Auckland Mayor Dick Hubbard is not sure what passed for opinion polls in days gone by, but he is confident that, had they existed, a number of the world's greatest public works would never have been built.

"History shows us very clearly that with polls, most of the major infrastructure would not occur ... on a poll basis, Paris would not have an Eiffel Tower, Sydney no Opera House and Auckland no Grafton Bridge."

A Herald-DigiPoll survey showing 50 per cent of respondents favoured a redeveloped Eden Park over a waterfront stadium did not trouble Mr Hubbard, who yesterday said there had been "inconsistent pictures" drawn throughout the stadium debate.

He said a poll of 751 was a "relatively small sample for an issue such as this", and a DigiPoll was but one of "15 to 20 significant items" to examine when deciding on a stadium.

"I certainly haven't seen anything to cause me to change my mind."

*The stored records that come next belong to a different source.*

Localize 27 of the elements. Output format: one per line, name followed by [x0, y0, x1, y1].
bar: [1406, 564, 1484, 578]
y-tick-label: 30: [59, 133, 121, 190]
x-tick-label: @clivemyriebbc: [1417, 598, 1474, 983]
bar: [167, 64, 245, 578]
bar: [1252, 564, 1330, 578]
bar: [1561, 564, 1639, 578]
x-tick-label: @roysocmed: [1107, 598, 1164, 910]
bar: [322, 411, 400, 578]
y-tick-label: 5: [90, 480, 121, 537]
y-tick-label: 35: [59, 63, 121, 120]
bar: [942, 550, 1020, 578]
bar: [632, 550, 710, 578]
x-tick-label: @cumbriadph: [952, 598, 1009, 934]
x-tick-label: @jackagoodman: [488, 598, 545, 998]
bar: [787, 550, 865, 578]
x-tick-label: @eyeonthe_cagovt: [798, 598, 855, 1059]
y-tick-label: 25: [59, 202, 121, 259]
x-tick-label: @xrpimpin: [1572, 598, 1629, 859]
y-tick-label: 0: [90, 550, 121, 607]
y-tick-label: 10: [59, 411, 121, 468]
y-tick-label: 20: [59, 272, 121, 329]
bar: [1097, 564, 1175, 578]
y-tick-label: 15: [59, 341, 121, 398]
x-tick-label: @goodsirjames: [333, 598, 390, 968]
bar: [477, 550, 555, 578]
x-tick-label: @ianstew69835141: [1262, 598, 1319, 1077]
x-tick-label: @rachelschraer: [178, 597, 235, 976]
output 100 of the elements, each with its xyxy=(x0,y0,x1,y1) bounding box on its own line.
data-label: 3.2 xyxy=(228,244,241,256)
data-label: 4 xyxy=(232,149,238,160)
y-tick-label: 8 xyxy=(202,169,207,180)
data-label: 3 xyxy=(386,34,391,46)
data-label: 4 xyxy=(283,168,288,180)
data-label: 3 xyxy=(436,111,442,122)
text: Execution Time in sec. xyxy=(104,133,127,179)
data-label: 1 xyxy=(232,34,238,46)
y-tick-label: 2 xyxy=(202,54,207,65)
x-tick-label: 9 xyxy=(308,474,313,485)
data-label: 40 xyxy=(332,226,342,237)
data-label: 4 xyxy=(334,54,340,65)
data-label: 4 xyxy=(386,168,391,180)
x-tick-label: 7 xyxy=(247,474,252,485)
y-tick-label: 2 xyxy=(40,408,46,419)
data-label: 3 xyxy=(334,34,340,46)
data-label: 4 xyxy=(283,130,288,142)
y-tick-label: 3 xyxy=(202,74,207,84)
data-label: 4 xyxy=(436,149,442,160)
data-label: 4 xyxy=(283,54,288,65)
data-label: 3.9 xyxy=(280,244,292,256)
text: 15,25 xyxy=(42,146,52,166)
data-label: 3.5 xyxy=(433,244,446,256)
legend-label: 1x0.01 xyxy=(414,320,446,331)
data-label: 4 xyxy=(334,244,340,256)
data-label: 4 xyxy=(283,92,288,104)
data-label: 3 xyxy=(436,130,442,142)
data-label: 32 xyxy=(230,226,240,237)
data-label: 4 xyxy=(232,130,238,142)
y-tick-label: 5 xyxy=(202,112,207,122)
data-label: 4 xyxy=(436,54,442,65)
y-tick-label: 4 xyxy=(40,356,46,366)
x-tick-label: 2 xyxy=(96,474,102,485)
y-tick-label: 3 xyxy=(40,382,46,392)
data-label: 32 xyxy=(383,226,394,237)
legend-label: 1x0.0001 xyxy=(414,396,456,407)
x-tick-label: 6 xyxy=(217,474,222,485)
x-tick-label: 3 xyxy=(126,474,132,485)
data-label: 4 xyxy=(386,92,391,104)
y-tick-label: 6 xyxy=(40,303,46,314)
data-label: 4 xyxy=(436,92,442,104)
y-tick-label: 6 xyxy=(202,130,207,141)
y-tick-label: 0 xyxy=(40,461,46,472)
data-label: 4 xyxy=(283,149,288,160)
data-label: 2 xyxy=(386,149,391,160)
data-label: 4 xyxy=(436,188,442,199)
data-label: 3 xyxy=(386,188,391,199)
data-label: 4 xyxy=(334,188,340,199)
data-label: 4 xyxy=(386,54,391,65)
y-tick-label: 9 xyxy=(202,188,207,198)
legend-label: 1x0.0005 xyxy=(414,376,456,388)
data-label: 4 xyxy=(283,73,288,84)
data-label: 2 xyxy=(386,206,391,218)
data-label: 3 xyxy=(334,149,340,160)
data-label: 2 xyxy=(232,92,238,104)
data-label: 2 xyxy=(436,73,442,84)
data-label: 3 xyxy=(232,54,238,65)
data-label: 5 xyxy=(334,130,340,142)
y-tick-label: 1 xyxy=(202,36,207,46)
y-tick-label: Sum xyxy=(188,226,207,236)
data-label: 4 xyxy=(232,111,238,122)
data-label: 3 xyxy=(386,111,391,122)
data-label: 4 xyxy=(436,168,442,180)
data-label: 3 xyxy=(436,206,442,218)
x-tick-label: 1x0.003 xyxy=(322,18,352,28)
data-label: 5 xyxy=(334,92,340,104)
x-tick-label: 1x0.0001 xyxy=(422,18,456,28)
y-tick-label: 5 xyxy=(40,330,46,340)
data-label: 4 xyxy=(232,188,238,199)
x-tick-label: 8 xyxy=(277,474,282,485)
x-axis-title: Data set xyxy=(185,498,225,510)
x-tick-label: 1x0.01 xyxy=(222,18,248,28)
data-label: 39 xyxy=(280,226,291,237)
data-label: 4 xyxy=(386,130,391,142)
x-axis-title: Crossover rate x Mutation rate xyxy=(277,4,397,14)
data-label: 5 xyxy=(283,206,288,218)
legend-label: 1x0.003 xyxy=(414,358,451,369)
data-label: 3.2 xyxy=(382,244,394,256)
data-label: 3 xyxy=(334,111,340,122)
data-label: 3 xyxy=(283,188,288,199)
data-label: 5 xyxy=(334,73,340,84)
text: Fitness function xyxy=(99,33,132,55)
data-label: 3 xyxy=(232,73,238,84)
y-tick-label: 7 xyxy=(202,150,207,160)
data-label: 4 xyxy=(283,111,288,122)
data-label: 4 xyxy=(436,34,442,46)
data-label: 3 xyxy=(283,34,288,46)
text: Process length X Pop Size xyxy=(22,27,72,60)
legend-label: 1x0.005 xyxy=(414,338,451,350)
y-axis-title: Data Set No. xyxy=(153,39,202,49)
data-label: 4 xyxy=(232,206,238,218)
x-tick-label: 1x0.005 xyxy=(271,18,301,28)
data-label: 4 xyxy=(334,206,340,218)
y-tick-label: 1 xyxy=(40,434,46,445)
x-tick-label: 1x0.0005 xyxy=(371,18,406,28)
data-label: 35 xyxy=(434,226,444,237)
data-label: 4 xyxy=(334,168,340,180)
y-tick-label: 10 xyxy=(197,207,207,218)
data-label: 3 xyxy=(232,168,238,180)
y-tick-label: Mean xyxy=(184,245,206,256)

In a choice of venues, a waterfront stadium came third in the list of preferred options with 21.8 per cent, pipped by Eden Park on 31.1 per cent and North Harbour Stadium on 23.1 per cent.

Mr Hubbard was also not surprised by public opposition to bed taxes and departure charges, but warned they could be necessary to fund either a waterfront stadium or Eden Park.

"No one votes for a tax increase ... whatever the cause."

Sports Minister Trevor Mallard was also unmoved by the Herald-DigiPoll. Mr Mallard is out of the country, but in a prepared response from Los Angeles he said: "Polls have been wildly fluctuating since the debate began with online polls showing waterfront ahead, in contrast to television pay-for-vote polls, and they have also moved as more information has come out about the options.

"I am hopeful that the city and regional councillors can make informed decisions on their preferred choice, based on the information and briefings they have received over the last two weeks."

But Eden Park Development Committee chairman Rob Fisher was last night "very pleased" with the Herald-DigiPoll survey results, which he said were consistent with other polls running since the announcement of the waterfront proposal on November 10.

Mr Fisher said he was not surprised by North Harbour Stadium's popularity as a site option, but believed the Government would be guilty of a "complete about-face" if it became a serious contender.